DEWEY WINS! DEWEY WINS!
‘Dewey Wins’ wasn’t the exact newspaper headline in 1948 when most of the major newspapers at the time mispredicted the winner of the U.S. presidential election (we all now know that Mr. Truman won). But it points out that proclaiming a winner has a unique history.
And what does Dewey have to do with me, you and the rest of the world of miles and points? Well, it’s still too close to call regarding the potential merger between American AAdvantage and US Airways Dividend Miles–news that seems destined to be announced before the next issue of this magazine–and news that I haven’t been able to worm out of even my best sources at these two airlines.
It’s those bondholders who are mucking up my ability to predict the certain outcome (and like newspapers in 1948, I’ve got a deadline). Now having proclaimed that Dewey wins, I know it is safe to say that all your miles can be put back together again, and while I may issue a mea culpa next month for calling this election wrong, I’ll stick my head out and say–welcome to your new frequent flyer program … members of US Airways Dividend Miles.
Now really isn’t the best time to do a full analysis of this merger, but rest assured that all your miles, even those earned by those popular Grand Slam promotions through the years, are good to go. I have no doubt the combined program will be called AAdvantage. I have no doubt that some members will be enriched with the merger of the two airlines and some members will switch rather than fight the changes that will come with the merger. What might the changes be like? It’s anyone’s guess at this point but these two programs do have some similarities so the merger will not be all that unknown.
Both interestingly enough offer discounted awards to their credit cardholders. But I do know that two different banks are at play here (Citi and Barclays), and history tells us that when program mergers included differing banks, one was soon gone. I’m not so sure that’s the picture here. Citi has been very slow underfoot to offer new ideas in credit cards for AAdvantage, while Chase has been doing wonders for United’s MileagePlus program, so maybe it would be positive for this program to shake things up a little and figure out a way to work with both banks for new offers.

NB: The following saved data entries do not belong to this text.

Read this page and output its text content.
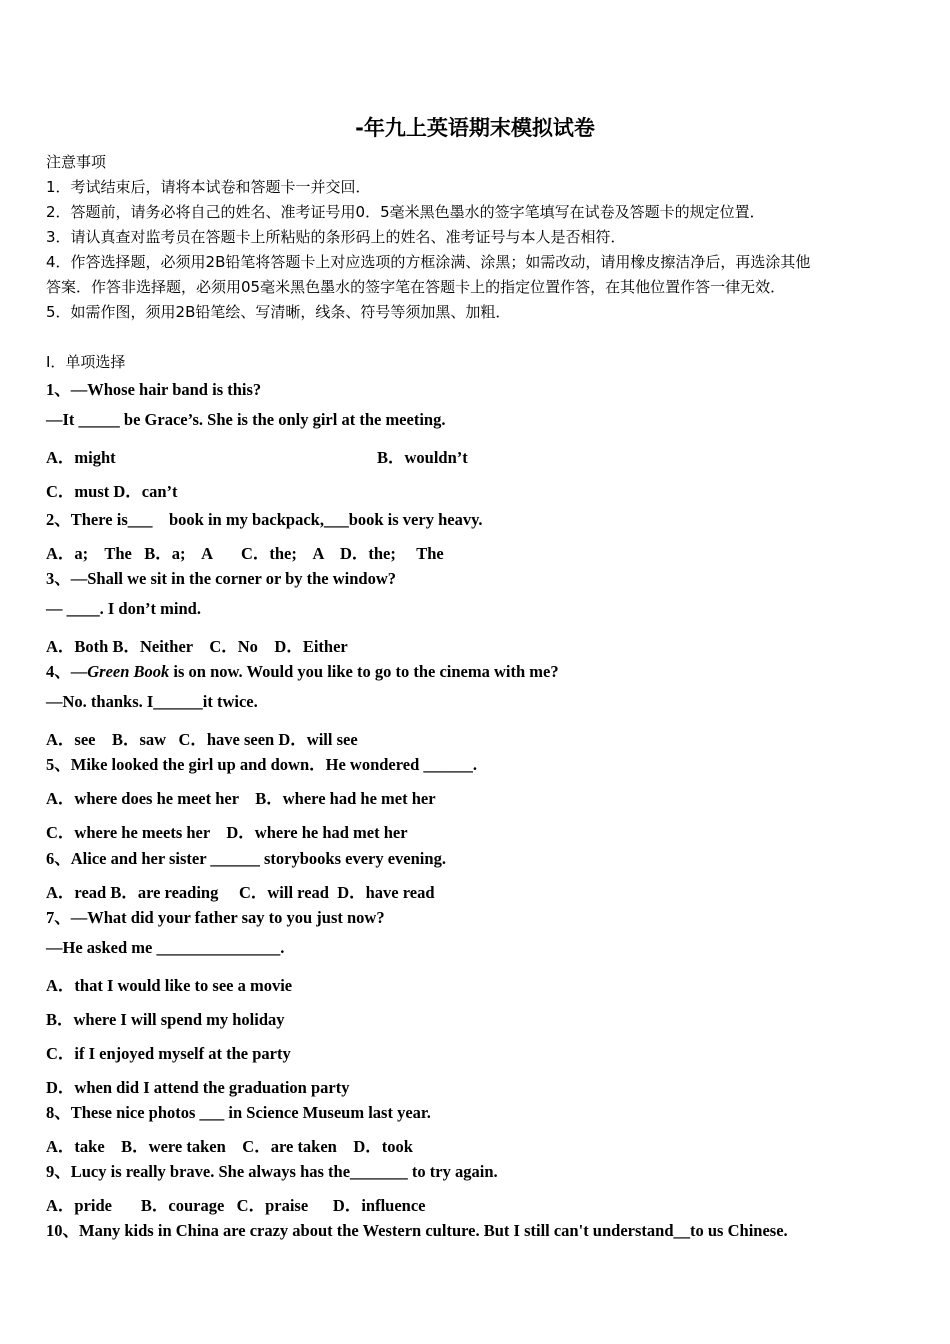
-年九上英语期末模拟试卷
注意事项
1．考试结束后，请将本试卷和答题卡一并交回．
2．答题前，请务必将自己的姓名、准考证号用0．5毫米黑色墨水的签字笔填写在试卷及答题卡的规定位置．
3．请认真查对监考员在答题卡上所粘贴的条形码上的姓名、准考证号与本人是否相符．
4．作答选择题，必须用2B铅笔将答题卡上对应选项的方框涂满、涂黑；如需改动，请用橡皮擦洁净后，再选涂其他
答案．作答非选择题，必须用05毫米黑色墨水的签字笔在答题卡上的指定位置作答，在其他位置作答一律无效．
5．如需作图，须用2B铅笔绘、写清晰，线条、符号等须加黑、加粗．
Ⅰ．单项选择
1、—Whose hair band is this?
—It _____ be Grace’s. She is the only girl at the meeting.
A．might	B．wouldn’t
C．must D．can’t
2、There is___    book in my backpack,___book is very heavy.
A．a;    The   B．a;    A       C．the;    A    D．the;     The
3、—Shall we sit in the corner or by the window?
— ____. I don’t mind.
A．Both B．Neither    C．No    D．Either
4、—Green Book is on now. Would you like to go to the cinema with me?
—No. thanks. I______it twice.
A．see    B．saw   C．have seen D．will see
5、Mike looked the girl up and down．He wondered ______.
A．where does he meet her    B．where had he met her
C．where he meets her    D．where he had met her
6、Alice and her sister ______ storybooks every evening.
A．read B．are reading     C．will read  D．have read
7、—What did your father say to you just now?
—He asked me _______________.
A．that I would like to see a movie
B．where I will spend my holiday
C．if I enjoyed myself at the party
D．when did I attend the graduation party
8、These nice photos ___ in Science Museum last year.
A．take    B．were taken    C．are taken    D．took
9、Lucy is really brave. She always has the_______ to try again.
A．pride       B．courage   C．praise      D．influence
10、Many kids in China are crazy about the Western culture. But I still can't understand__to us Chinese.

The two FFPs differ on how their elite members are upgraded, with Dividend Miles members enjoying the industry standard of unlimited upgrades on an hours advance system, while American clings to a somewhat dated upgrade miles chit system.
The one item I’m a little concerned about is some of the excellent award deals that Dividend Miles has. They have excellent deals on premium intra-Asia awards, off-peak awards to Europe and the Caribbean, business class to select areas of Asia and other gems. But AAdvantage redeems maybe four times the number of awards to their members than Dividend Miles without much complaint. So my guess is that some, or likely all, of these redemption gems for Dividend Miles members will be merged upward with some major differences in upgrades and promotional offers going from current AAdvantage style to Dividend style. As many of our readers know, AAdvantage used to run the US Airways frequent flyer program years ago so US Airways has history with both American Airlines and British Airways. Yes, another of the back-to-the-future sort of event this industry treats us all to if we’re around long enough. While I like competition and would prefer to see these two continue to challenge one another, I can resign myself to change if it means seeing my miles live another day.
And yes, I see these two hooking up their current interests and moving to a revenue-based frequent flyer program in the not so distant future. The merger of Continental and United took United’s interest off the birdy on this topic, but I’m fairly certain that American and US Airways could possibly pull off the whole thing at once to make this a very interesting time for this industry. And yes, I don’t expect by the time you read this that the headlines will only be Dewey Wins.